The captain sprung out of his chair.


But didn't react further because it was simply the sound of someone knocking on the door to the bridge.

"Door's open," Mordain called out, sitting back in his chair.


"I said the door's open."


"Oh, for crying out loud…"

Was it really so hard to open a door? To simply press the enter button on the keypad? Mordain wouldn't have thought so, but then again, he never would have thought he'd have been assigned to an ice-world to extract oil either.

Boom. Boom.

"I'm coming, I'm coming," Mordain said, approaching the door, looking down at the keypad and pressing the enter button on his end. "Honestly, can't you open a-"

He didn't get the chance to finish that sentence.
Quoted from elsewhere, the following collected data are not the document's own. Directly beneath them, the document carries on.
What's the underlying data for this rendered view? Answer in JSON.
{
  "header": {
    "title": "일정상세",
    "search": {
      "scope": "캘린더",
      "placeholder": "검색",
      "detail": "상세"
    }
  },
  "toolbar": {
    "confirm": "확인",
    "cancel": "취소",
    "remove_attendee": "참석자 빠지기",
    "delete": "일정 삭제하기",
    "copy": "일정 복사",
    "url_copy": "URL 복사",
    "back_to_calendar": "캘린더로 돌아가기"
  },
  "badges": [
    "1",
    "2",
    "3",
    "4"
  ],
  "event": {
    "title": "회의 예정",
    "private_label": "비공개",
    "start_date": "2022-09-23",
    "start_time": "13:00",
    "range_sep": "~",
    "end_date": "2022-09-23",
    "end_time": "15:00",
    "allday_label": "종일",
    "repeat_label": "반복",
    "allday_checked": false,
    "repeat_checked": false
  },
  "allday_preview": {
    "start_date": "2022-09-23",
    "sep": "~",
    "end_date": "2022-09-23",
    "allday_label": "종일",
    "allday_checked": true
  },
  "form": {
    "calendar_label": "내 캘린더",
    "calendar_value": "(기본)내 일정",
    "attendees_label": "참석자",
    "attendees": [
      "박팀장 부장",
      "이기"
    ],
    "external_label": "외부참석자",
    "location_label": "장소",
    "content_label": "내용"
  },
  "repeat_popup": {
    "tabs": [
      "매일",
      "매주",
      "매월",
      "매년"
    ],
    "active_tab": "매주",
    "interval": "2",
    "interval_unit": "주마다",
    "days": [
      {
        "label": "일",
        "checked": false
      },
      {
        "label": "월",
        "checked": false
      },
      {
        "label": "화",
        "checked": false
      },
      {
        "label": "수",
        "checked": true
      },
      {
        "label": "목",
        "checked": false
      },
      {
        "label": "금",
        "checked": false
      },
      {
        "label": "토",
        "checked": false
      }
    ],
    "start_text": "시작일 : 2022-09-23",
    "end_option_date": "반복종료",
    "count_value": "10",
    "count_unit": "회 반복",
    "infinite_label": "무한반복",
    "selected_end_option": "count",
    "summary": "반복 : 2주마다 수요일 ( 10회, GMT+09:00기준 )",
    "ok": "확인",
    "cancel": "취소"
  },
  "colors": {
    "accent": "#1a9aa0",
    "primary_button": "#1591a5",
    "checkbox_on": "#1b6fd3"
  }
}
As the pair of things sprung into the room and knocked him to the ground, he didn't get the chance to say anything more period.


This being the first chapter of the story, there isn't too much to say that my homepage entry for it doesn't already cover. Still, short version is, this originally started off as a short story with a 2,500 word limit. Realizing I couldn't compress it into that few words, I expanded it into a multi-chaptered fic. Hopefully it works better this way.

For what it's worth, I could have started this off with a prologue, and indeed, I wrote one up. However, I decided not to post it as it felt like too weak of an opening, a "been there, done that" feel was felt, and it didn't convey anything that the story doesn't tell the reader in later chapters.

Update (29/01/13): Corrected some writing goofs.